Up until 2017, the levels of disposable income available to households in Britain showed a broadly similar trend. From 2010/11 to 2012/13, household disposable income fell for both the richest and the poorest quintiles – suggesting that everyone in the UK was suffering from the aftermath of the 2008 financial crash.

The, in 2012/13, as the economy began to recover, all quintiles began to rise with the tide, seeing their household incomes increase beyond what they had been in 2010. By 2016/2017, it seemed that all sections of society had benefited to some extent from the recovery. Both the rich and poor had – on average – more money in their pockets.

However, a strange occurrence took place after 2016/2017. While the disposable income of the top four quintiles continued to show an overwhelmingly positive trend, median disposable income for the bottom quintile fell off a cliff – falling in 2017/18, 2018/19, and 2019/20. Today, the bottom income quintile is the only group living with less disposable income than it had in 2010.

Poorer households have been worst impacted by the Coronavirus pandemic

The precariousness of the circumstances faced by poorer Brits over the past 11 years has inevitably left many susceptible to even the slightest of shocks. The enormous economic upheaval wrought by the Coronavirus pandemic has therefore been felt more sharply by poorer members of society.

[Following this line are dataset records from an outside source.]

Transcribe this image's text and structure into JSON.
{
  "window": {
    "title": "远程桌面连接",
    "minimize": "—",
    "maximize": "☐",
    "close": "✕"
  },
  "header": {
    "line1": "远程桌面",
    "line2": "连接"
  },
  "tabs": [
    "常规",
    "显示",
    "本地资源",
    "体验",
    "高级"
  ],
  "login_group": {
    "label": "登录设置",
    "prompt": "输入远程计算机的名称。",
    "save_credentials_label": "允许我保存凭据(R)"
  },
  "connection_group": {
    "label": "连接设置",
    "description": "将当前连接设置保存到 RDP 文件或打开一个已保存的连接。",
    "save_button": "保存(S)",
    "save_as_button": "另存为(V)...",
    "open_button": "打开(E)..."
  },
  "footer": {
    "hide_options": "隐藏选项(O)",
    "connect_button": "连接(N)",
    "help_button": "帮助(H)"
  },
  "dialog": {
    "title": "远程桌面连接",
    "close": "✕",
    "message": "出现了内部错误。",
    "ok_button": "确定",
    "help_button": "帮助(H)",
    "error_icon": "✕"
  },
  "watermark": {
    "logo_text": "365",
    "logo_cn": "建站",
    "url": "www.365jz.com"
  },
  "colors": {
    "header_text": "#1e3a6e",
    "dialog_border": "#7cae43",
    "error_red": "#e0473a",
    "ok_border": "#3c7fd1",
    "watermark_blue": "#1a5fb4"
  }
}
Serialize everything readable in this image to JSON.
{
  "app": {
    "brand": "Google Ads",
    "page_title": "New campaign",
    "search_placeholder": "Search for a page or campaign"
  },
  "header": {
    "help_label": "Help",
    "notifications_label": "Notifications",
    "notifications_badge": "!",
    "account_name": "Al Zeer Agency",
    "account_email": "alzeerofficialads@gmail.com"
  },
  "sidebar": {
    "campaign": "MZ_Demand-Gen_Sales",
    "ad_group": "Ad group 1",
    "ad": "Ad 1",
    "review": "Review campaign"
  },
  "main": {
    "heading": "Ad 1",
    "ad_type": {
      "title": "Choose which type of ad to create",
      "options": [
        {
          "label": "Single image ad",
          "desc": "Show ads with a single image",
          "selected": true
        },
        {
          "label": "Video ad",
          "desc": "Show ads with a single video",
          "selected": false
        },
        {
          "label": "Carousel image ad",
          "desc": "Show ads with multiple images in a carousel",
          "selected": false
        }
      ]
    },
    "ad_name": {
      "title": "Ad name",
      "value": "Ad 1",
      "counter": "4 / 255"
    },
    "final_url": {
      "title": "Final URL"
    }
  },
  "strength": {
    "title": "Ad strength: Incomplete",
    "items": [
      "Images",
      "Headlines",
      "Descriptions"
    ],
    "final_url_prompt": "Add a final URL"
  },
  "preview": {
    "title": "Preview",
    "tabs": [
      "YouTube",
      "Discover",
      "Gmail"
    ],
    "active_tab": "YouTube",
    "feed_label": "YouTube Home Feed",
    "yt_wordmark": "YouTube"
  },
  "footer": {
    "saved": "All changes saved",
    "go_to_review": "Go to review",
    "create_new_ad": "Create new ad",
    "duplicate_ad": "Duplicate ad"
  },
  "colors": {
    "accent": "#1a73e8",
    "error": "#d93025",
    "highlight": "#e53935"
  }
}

When asked “has your household income changed at all since the start of the Coronavirus outbreak in the UK?”, 43.8% of those in the bottom income quintile said that their household incomes had fallen as a result of the crisis. For the top income quintile, this figure was only 30.4%. 

In 2011, David Cameron pledged that the Conservatives could “change Britain’s future”. In 2015, he promised a “brighter, more secure future”, whereby people in the UK would be offered a “good life”. In 2017, Theresa May laid out her plan for a “stronger Britain and a prosperous future”. And, in 2019, Boris Johnson offered the opportunity to “move on instead of going backwards”. 

However, it is clear from the statistics that these pledges of a fairer, more equitable country exist solely in the forever tomorrow. Instead, the gulf between rich and poor has unequivocally widened.

This article was produced by the Byline Intelligence Team – a collaborative investigative project formed by Byline Times with The Citizens. If you would like to find out more about the Intelligence Team and how to fund its work, click on the button below.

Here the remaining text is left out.